Aangezien bestuivende insecten een verrassend groot stuk land nodig hebben om te foerageren, biedt het koppelen van gerestaureerde habitats op grotere schaal veel meer duidelijke en onmiddellijke voordelen. Tot nu toe hebben verbindingen tussen beschermde gebieden echter geen prioriteit gehad, wat heeft geleid tot inefficiënte instandhouding.

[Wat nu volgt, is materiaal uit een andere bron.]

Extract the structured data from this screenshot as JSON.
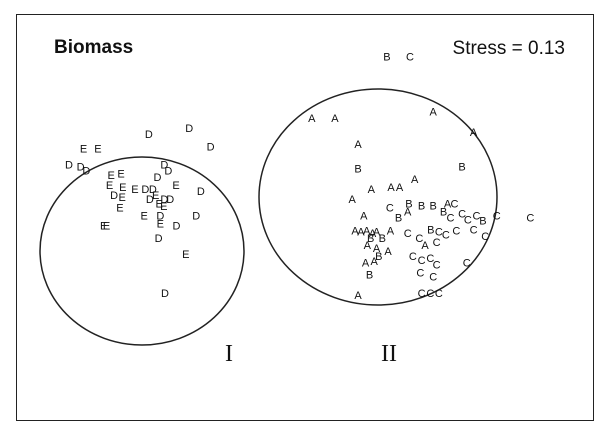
{
  "chart_data": {
    "type": "scatter",
    "title": "Biomass",
    "annotation": "Stress = 0.13",
    "xlabel": "",
    "ylabel": "",
    "axes_shown": false,
    "grid": false,
    "groups": [
      {
        "label": "I",
        "ellipse": {
          "cx": 0.29,
          "cy": 0.58,
          "rx": 0.213,
          "ry": 0.264
        }
      },
      {
        "label": "II",
        "ellipse": {
          "cx": 0.677,
          "cy": 0.43,
          "rx": 0.255,
          "ry": 0.324
        }
      }
    ],
    "points": [
      {
        "label": "B",
        "x": 0.64,
        "y": 0.895
      },
      {
        "label": "C",
        "x": 0.68,
        "y": 0.895
      },
      {
        "label": "A",
        "x": 0.72,
        "y": 0.76
      },
      {
        "label": "A",
        "x": 0.51,
        "y": 0.745
      },
      {
        "label": "A",
        "x": 0.55,
        "y": 0.745
      },
      {
        "label": "A",
        "x": 0.79,
        "y": 0.71
      },
      {
        "label": "A",
        "x": 0.59,
        "y": 0.68
      },
      {
        "label": "B",
        "x": 0.59,
        "y": 0.62
      },
      {
        "label": "B",
        "x": 0.77,
        "y": 0.625
      },
      {
        "label": "A",
        "x": 0.613,
        "y": 0.57
      },
      {
        "label": "A",
        "x": 0.647,
        "y": 0.575
      },
      {
        "label": "A",
        "x": 0.662,
        "y": 0.575
      },
      {
        "label": "A",
        "x": 0.688,
        "y": 0.595
      },
      {
        "label": "A",
        "x": 0.58,
        "y": 0.545
      },
      {
        "label": "C",
        "x": 0.645,
        "y": 0.525
      },
      {
        "label": "B",
        "x": 0.678,
        "y": 0.535
      },
      {
        "label": "B",
        "x": 0.7,
        "y": 0.53
      },
      {
        "label": "B",
        "x": 0.72,
        "y": 0.53
      },
      {
        "label": "A",
        "x": 0.745,
        "y": 0.535
      },
      {
        "label": "C",
        "x": 0.757,
        "y": 0.535
      },
      {
        "label": "B",
        "x": 0.738,
        "y": 0.515
      },
      {
        "label": "A",
        "x": 0.676,
        "y": 0.515
      },
      {
        "label": "B",
        "x": 0.66,
        "y": 0.5
      },
      {
        "label": "A",
        "x": 0.6,
        "y": 0.505
      },
      {
        "label": "C",
        "x": 0.75,
        "y": 0.5
      },
      {
        "label": "C",
        "x": 0.77,
        "y": 0.51
      },
      {
        "label": "C",
        "x": 0.795,
        "y": 0.505
      },
      {
        "label": "C",
        "x": 0.83,
        "y": 0.505
      },
      {
        "label": "C",
        "x": 0.888,
        "y": 0.5
      },
      {
        "label": "C",
        "x": 0.78,
        "y": 0.495
      },
      {
        "label": "B",
        "x": 0.806,
        "y": 0.493
      },
      {
        "label": "A",
        "x": 0.585,
        "y": 0.468
      },
      {
        "label": "A",
        "x": 0.595,
        "y": 0.465
      },
      {
        "label": "A",
        "x": 0.605,
        "y": 0.468
      },
      {
        "label": "A",
        "x": 0.615,
        "y": 0.462
      },
      {
        "label": "A",
        "x": 0.622,
        "y": 0.465
      },
      {
        "label": "B",
        "x": 0.612,
        "y": 0.45
      },
      {
        "label": "B",
        "x": 0.632,
        "y": 0.45
      },
      {
        "label": "A",
        "x": 0.646,
        "y": 0.468
      },
      {
        "label": "C",
        "x": 0.676,
        "y": 0.462
      },
      {
        "label": "C",
        "x": 0.696,
        "y": 0.45
      },
      {
        "label": "B",
        "x": 0.716,
        "y": 0.47
      },
      {
        "label": "C",
        "x": 0.73,
        "y": 0.466
      },
      {
        "label": "C",
        "x": 0.742,
        "y": 0.458
      },
      {
        "label": "C",
        "x": 0.76,
        "y": 0.468
      },
      {
        "label": "C",
        "x": 0.79,
        "y": 0.47
      },
      {
        "label": "C",
        "x": 0.81,
        "y": 0.455
      },
      {
        "label": "C",
        "x": 0.726,
        "y": 0.44
      },
      {
        "label": "A",
        "x": 0.706,
        "y": 0.433
      },
      {
        "label": "A",
        "x": 0.606,
        "y": 0.432
      },
      {
        "label": "A",
        "x": 0.622,
        "y": 0.425
      },
      {
        "label": "A",
        "x": 0.642,
        "y": 0.418
      },
      {
        "label": "B",
        "x": 0.626,
        "y": 0.405
      },
      {
        "label": "A",
        "x": 0.603,
        "y": 0.39
      },
      {
        "label": "A",
        "x": 0.618,
        "y": 0.393
      },
      {
        "label": "C",
        "x": 0.685,
        "y": 0.405
      },
      {
        "label": "C",
        "x": 0.7,
        "y": 0.395
      },
      {
        "label": "C",
        "x": 0.715,
        "y": 0.4
      },
      {
        "label": "C",
        "x": 0.726,
        "y": 0.385
      },
      {
        "label": "C",
        "x": 0.778,
        "y": 0.39
      },
      {
        "label": "B",
        "x": 0.61,
        "y": 0.36
      },
      {
        "label": "C",
        "x": 0.698,
        "y": 0.365
      },
      {
        "label": "C",
        "x": 0.72,
        "y": 0.355
      },
      {
        "label": "A",
        "x": 0.59,
        "y": 0.31
      },
      {
        "label": "C",
        "x": 0.7,
        "y": 0.315
      },
      {
        "label": "C",
        "x": 0.715,
        "y": 0.315
      },
      {
        "label": "C",
        "x": 0.73,
        "y": 0.315
      },
      {
        "label": "E",
        "x": 0.115,
        "y": 0.67
      },
      {
        "label": "E",
        "x": 0.14,
        "y": 0.67
      },
      {
        "label": "D",
        "x": 0.228,
        "y": 0.705
      },
      {
        "label": "D",
        "x": 0.298,
        "y": 0.72
      },
      {
        "label": "D",
        "x": 0.335,
        "y": 0.675
      },
      {
        "label": "D",
        "x": 0.09,
        "y": 0.63
      },
      {
        "label": "D",
        "x": 0.11,
        "y": 0.625
      },
      {
        "label": "D",
        "x": 0.12,
        "y": 0.615
      },
      {
        "label": "E",
        "x": 0.163,
        "y": 0.605
      },
      {
        "label": "E",
        "x": 0.18,
        "y": 0.608
      },
      {
        "label": "D",
        "x": 0.255,
        "y": 0.63
      },
      {
        "label": "D",
        "x": 0.262,
        "y": 0.615
      },
      {
        "label": "D",
        "x": 0.243,
        "y": 0.6
      },
      {
        "label": "E",
        "x": 0.16,
        "y": 0.58
      },
      {
        "label": "E",
        "x": 0.183,
        "y": 0.575
      },
      {
        "label": "E",
        "x": 0.204,
        "y": 0.57
      },
      {
        "label": "D",
        "x": 0.222,
        "y": 0.57
      },
      {
        "label": "D",
        "x": 0.235,
        "y": 0.57
      },
      {
        "label": "E",
        "x": 0.24,
        "y": 0.555
      },
      {
        "label": "D",
        "x": 0.23,
        "y": 0.545
      },
      {
        "label": "D",
        "x": 0.255,
        "y": 0.545
      },
      {
        "label": "D",
        "x": 0.265,
        "y": 0.545
      },
      {
        "label": "E",
        "x": 0.275,
        "y": 0.58
      },
      {
        "label": "D",
        "x": 0.168,
        "y": 0.555
      },
      {
        "label": "E",
        "x": 0.182,
        "y": 0.55
      },
      {
        "label": "D",
        "x": 0.318,
        "y": 0.565
      },
      {
        "label": "E",
        "x": 0.246,
        "y": 0.535
      },
      {
        "label": "E",
        "x": 0.254,
        "y": 0.528
      },
      {
        "label": "E",
        "x": 0.178,
        "y": 0.525
      },
      {
        "label": "E",
        "x": 0.22,
        "y": 0.505
      },
      {
        "label": "D",
        "x": 0.248,
        "y": 0.505
      },
      {
        "label": "D",
        "x": 0.31,
        "y": 0.505
      },
      {
        "label": "E",
        "x": 0.155,
        "y": 0.48
      },
      {
        "label": "E",
        "x": 0.248,
        "y": 0.485
      },
      {
        "label": "D",
        "x": 0.276,
        "y": 0.48
      },
      {
        "label": "D",
        "x": 0.245,
        "y": 0.45
      },
      {
        "label": "E",
        "x": 0.15,
        "y": 0.48
      },
      {
        "label": "E",
        "x": 0.292,
        "y": 0.41
      },
      {
        "label": "D",
        "x": 0.256,
        "y": 0.315
      }
    ]
  }
}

The ConversationWe hebben een substantiële verandering nodig in hoe we over bestuivers denken. Het aanmoedigen van landmanagers om samen te werken, zal helpen om grotere, meer impactvolle gebieden te creëren om bestuivers te ondersteunen. In de toekomst zullen instandhoudingsinspanningen de achteruitgang van alle bestuivers aanpakken door het ontwikkelen van landschappen om bestuiversgemeenschappen te ondersteunen en niet alleen honingbijen.

Over de auteur

Philip Donkersley, Senior Research Associate in Entomology, Lancaster University

Dit artikel is oorspronkelijk gepubliceerd op The Conversation. Lees de originele artikel.